Forest 68 - Weeping Snow Gum (Australian native)


Eucalyptus lacrimans

Eucalyptus lacrimans in the mist in Forest 68. Photo by A. Burgess 

Other common names

Adaminaby snow gum.

Origin of the species name

Eucalyptus from Latin meaning well-covered and describes the cap on the flower bud; lacrimans from Latin meaning weeping.

Family

Myrtaceae

Date planted

November 2009

Lifespan

Trees of this species are very long lived.

Flowers, buds and leaves of Eucalyptus lacrimans in Forest 68. Photo by R. Hnatuik

General description

This is a small to medium sized evergreen tree with attractive whitish-grey patterned bark which peels away in long narrow strips. It has slender weeping branches and shiny pendulous leaves. Young branches and leaf stems are deep reddish-brown. The main flowering period is spring to early summer.
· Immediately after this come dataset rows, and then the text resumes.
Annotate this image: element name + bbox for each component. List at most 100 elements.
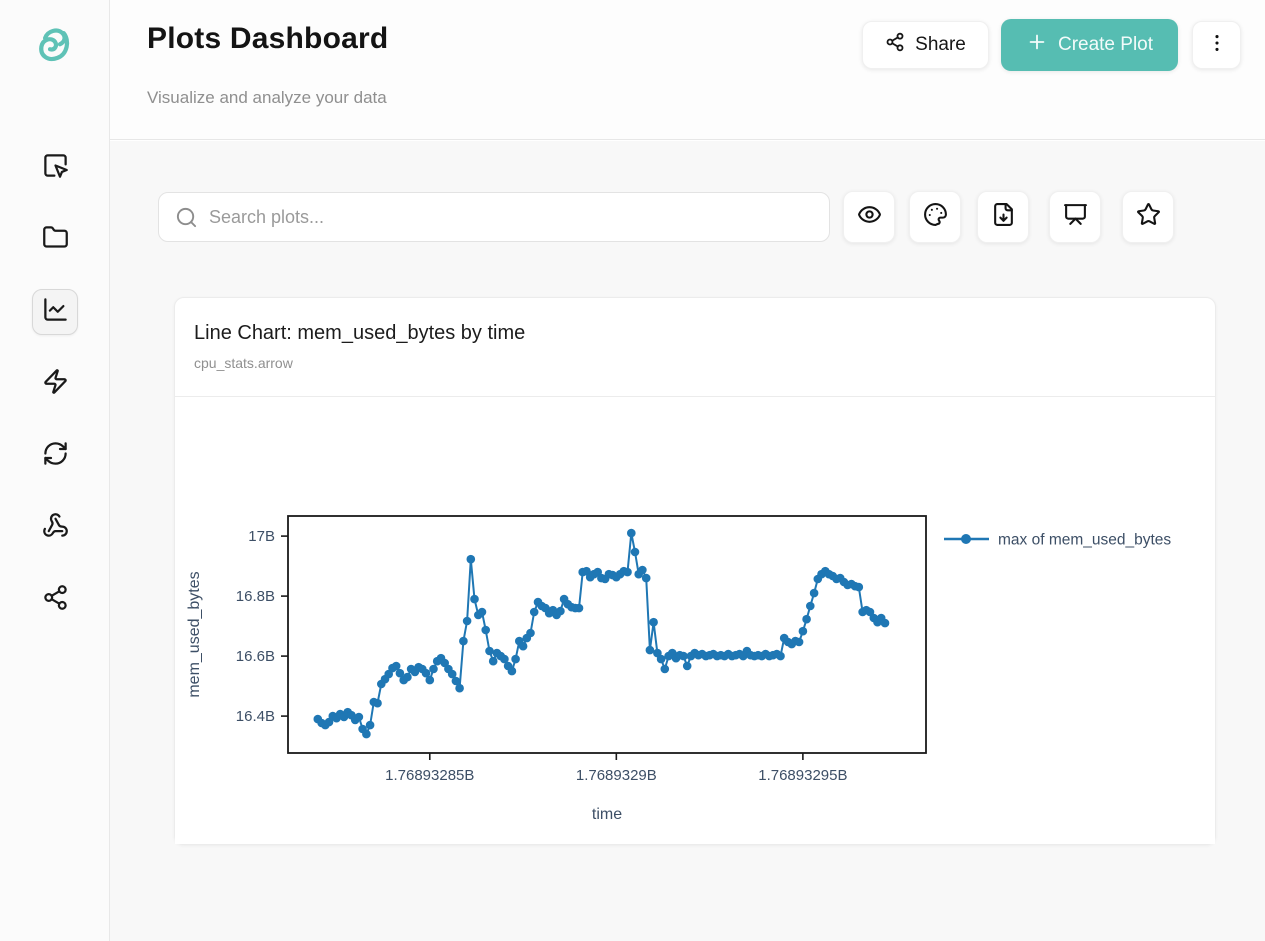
- page-title: Plots Dashboard: [147, 22, 389, 55]
- y-tick-label: 16.6B: [236, 648, 275, 665]
- share-icon: [885, 32, 905, 58]
- app-logo[interactable]: [0, 22, 110, 79]
- series-marker: [794, 637, 804, 647]
- share-icon: [42, 584, 69, 616]
- sidebar-item-files[interactable]: [32, 217, 78, 263]
- series-marker: [362, 729, 371, 739]
- more-options-button[interactable]: [1192, 21, 1241, 69]
- series-marker: [365, 720, 375, 730]
- present-button[interactable]: [1049, 191, 1101, 243]
- sidebar: [0, 0, 110, 941]
- series-marker: [809, 588, 819, 598]
- series-marker: [638, 565, 647, 575]
- series-marker: [656, 654, 666, 664]
- plot-card: Line Chart: mem_used_bytes by time cpu_s…: [174, 297, 1216, 845]
- series-marker: [623, 567, 632, 577]
- series-marker: [511, 654, 520, 664]
- series-marker: [481, 625, 491, 635]
- sidebar-item-sync[interactable]: [32, 433, 78, 479]
- webhook-icon: [42, 512, 69, 544]
- series-marker: [477, 607, 487, 617]
- search-input[interactable]: [209, 193, 819, 241]
- series-marker: [526, 628, 535, 638]
- series-marker: [798, 626, 808, 636]
- series-marker: [556, 606, 565, 616]
- chart-area: 16.4B 16.6B 16.8B 17B 1.76893285B 1.7689329B 1…: [175, 398, 1215, 844]
- series-marker: [425, 675, 435, 685]
- series-marker: [776, 651, 785, 661]
- series-marker: [641, 573, 651, 583]
- series-marker: [466, 554, 476, 564]
- kebab-menu-icon: [1206, 32, 1228, 59]
- series-marker: [470, 594, 479, 604]
- sidebar-item-plots[interactable]: [32, 289, 78, 335]
- presentation-icon: [1063, 202, 1088, 232]
- x-axis-label: time: [592, 806, 622, 823]
- favorite-button[interactable]: [1122, 191, 1174, 243]
- sidebar-item-share[interactable]: [32, 577, 78, 623]
- x-tick-label: 1.76893285B: [385, 767, 474, 784]
- series-marker: [462, 616, 472, 626]
- y-tick-label: 17B: [248, 528, 275, 545]
- view-toggle-button[interactable]: [843, 191, 895, 243]
- series-marker: [488, 656, 498, 666]
- series-marker: [455, 683, 464, 693]
- swirl-logo-icon: [30, 22, 80, 79]
- file-download-icon: [991, 202, 1016, 232]
- x-tick-label: 1.7689329B: [576, 767, 657, 784]
- series-marker: [447, 669, 457, 679]
- square-pointer-icon: [42, 152, 69, 184]
- series-marker: [660, 664, 670, 674]
- eye-icon: [857, 202, 882, 232]
- share-button[interactable]: Share: [862, 21, 989, 69]
- legend-label: max of mem_used_bytes: [998, 532, 1171, 549]
- sidebar-nav: [0, 145, 110, 623]
- share-button-label: Share: [915, 34, 966, 55]
- series-marker: [403, 672, 412, 682]
- export-button[interactable]: [977, 191, 1029, 243]
- refresh-icon: [42, 440, 69, 472]
- series-marker: [645, 645, 655, 655]
- palette-icon: [923, 202, 948, 232]
- sidebar-item-webhooks[interactable]: [32, 505, 78, 551]
- main-content: Line Chart: mem_used_bytes by time cpu_s…: [110, 141, 1265, 941]
- sidebar-item-actions[interactable]: [32, 361, 78, 407]
- series-marker: [373, 698, 382, 708]
- series-marker: [630, 547, 640, 557]
- series-marker: [854, 582, 864, 592]
- line-chart-icon: [42, 296, 69, 328]
- theme-button[interactable]: [909, 191, 961, 243]
- series-marker: [507, 666, 517, 676]
- plot-card-header: Line Chart: mem_used_bytes by time cpu_s…: [175, 298, 1215, 397]
- series-marker: [679, 651, 688, 661]
- series-marker: [806, 601, 815, 611]
- series-marker: [429, 664, 438, 674]
- legend-marker-sample: [961, 534, 971, 544]
- series-marker: [518, 641, 528, 651]
- y-tick-label: 16.4B: [236, 708, 275, 725]
- series-marker: [627, 528, 636, 538]
- star-icon: [1136, 202, 1161, 232]
- zap-icon: [42, 368, 69, 400]
- folder-icon: [42, 224, 69, 256]
- y-axis-label: mem_used_bytes: [186, 571, 203, 697]
- series-marker: [880, 618, 890, 628]
- create-plot-button-label: Create Plot: [1057, 34, 1154, 55]
- series-marker: [682, 661, 692, 671]
- series-marker: [802, 614, 811, 624]
- plus-icon: [1026, 31, 1048, 59]
- plot-card-subtitle: cpu_stats.arrow: [194, 355, 293, 371]
- series-marker: [459, 636, 468, 646]
- page-header: Plots Dashboard Visualize and analyze yo…: [110, 0, 1265, 140]
- series-marker: [485, 646, 494, 656]
- plot-card-title: Line Chart: mem_used_bytes by time: [194, 322, 526, 344]
- series-marker: [391, 661, 401, 671]
- search-box: [158, 192, 830, 242]
- line-chart-figure: 16.4B 16.6B 16.8B 17B 1.76893285B 1.7689329B 1…: [186, 515, 1171, 823]
- series-marker: [500, 654, 509, 664]
- sidebar-item-select[interactable]: [32, 145, 78, 191]
- series-marker: [395, 668, 405, 678]
- y-tick-label: 16.8B: [236, 588, 275, 605]
- create-plot-button[interactable]: Create Plot: [1001, 19, 1178, 71]
- series-marker: [451, 676, 461, 686]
Small white flowers are attached to the branches in tight round clusters of about 15. Mature brown gum nuts are cup-shaped, also in clusters but in varying numbers. Eucalyptus lacrimans is closely related to the more common snow gum, Eucalyptus pauciflora. Height 20m Spread 10m.

Natural distribution and habitat  

The species is native to an area in the Snowy Mountains near the town of Adaminaby in New South Wales, Australia where it grows in grassy subalpine woodland, usually in deep soil on flats.

Conservation status

The weeping snow gum is a threatened species found predominantly on private property which is used for grazing and it is not widely conserved in the nearby Kosciuszko National Park. It could be threatened by a lack of regeneration due to grazing pressure, but is not currently listed as such.

Planting pattern

Planted in diagonal lines that parallel the sides of a hexagonal 'snowflake' in the rocky area near the centre of the forest.

Uses

It is an attractive specimen tree park plantings. As an excellent tree for cold damp positions, it can withstand snow and ice and is useful in groups for wind protection.

Further reading

Boland DJ, MIH Brooker, GM Chippendale, N Hall, BPM Hyland, RD Johnston, DA Kleinig, MW McDonald and JD Turner (2006) Forest Trees of Australia (5th Edition) CSIRO Publishing.